Clube Atlético Pernambucano, also known by the abbreviations Atlético-PE or CAPE, is a Brazilian football club from the city of Carpina in the state of Pernambuco. Founded in 2006, it plays in the Campeonato Pernambucano Série A3, the third tier of football in the state.

==History==
The club finished as runners-up to Vera Cruz in the Campeonato Pernambucano Série A2 in 2014, earning a first-ever promotion to the Campeonato Pernambucano. During their top-flight debut season in 2015, the club set the record for the match with the lowest attendance in the history of the competition, as there was not the necessary permit from the fire department to have any spectators for the game against Vera Cruz on 21 February.

After finishing its first two top-flight seasons in 9th and 7th place, the club entered the 2017 Campeonato Pernambucano with an under-23 squad.
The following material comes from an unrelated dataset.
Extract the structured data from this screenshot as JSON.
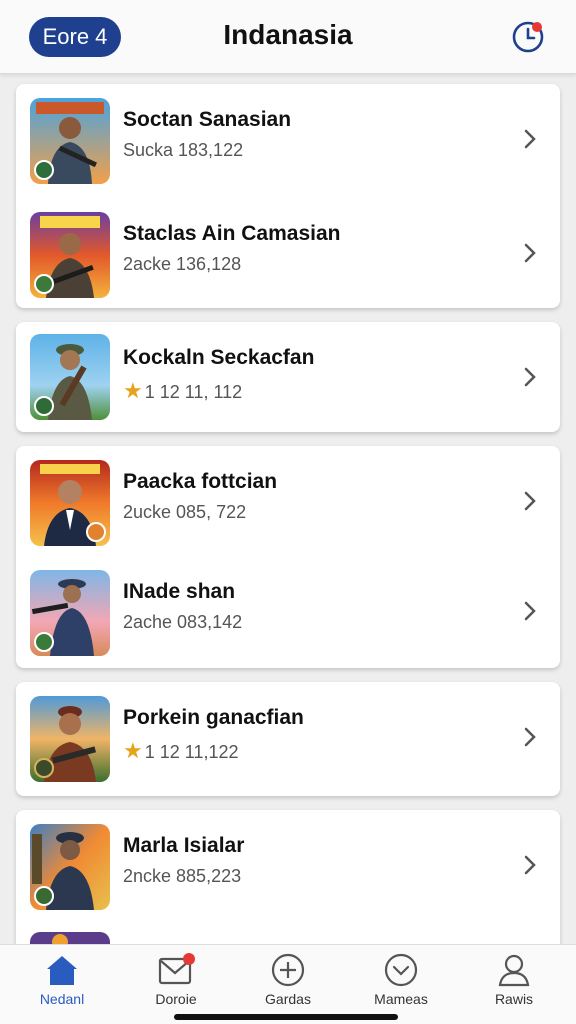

The club's six games of the first phase of the season were split equally between draws and defeats, before a whitewash of 10 defeats in the relegation round, and descent with three games remaining.

Despite being relegated in the state season in 2017, the club debuted in national competition in the Campeonato Brasileiro Série D based on state performance in 2016, due to Serra Talhada's withdrawal. The club arrived 28 minutes late to their debut in the competition, despite playing at home against Campinense; the bus sent by the club president to transport the players from the training ground broke down, and the president had to call for a school bus, on which the players did their warm-up. Atlético-PE won 4–3, with the winning goal scored in added time.

Atlético-PE and eight other clubs were barred from competing in the Campeonato Pernambucano Série A2 in 2019 due to failed inspections of stadiums. In August 2024, the club suffered relegation to the Campeonato Pernambucano Série A3.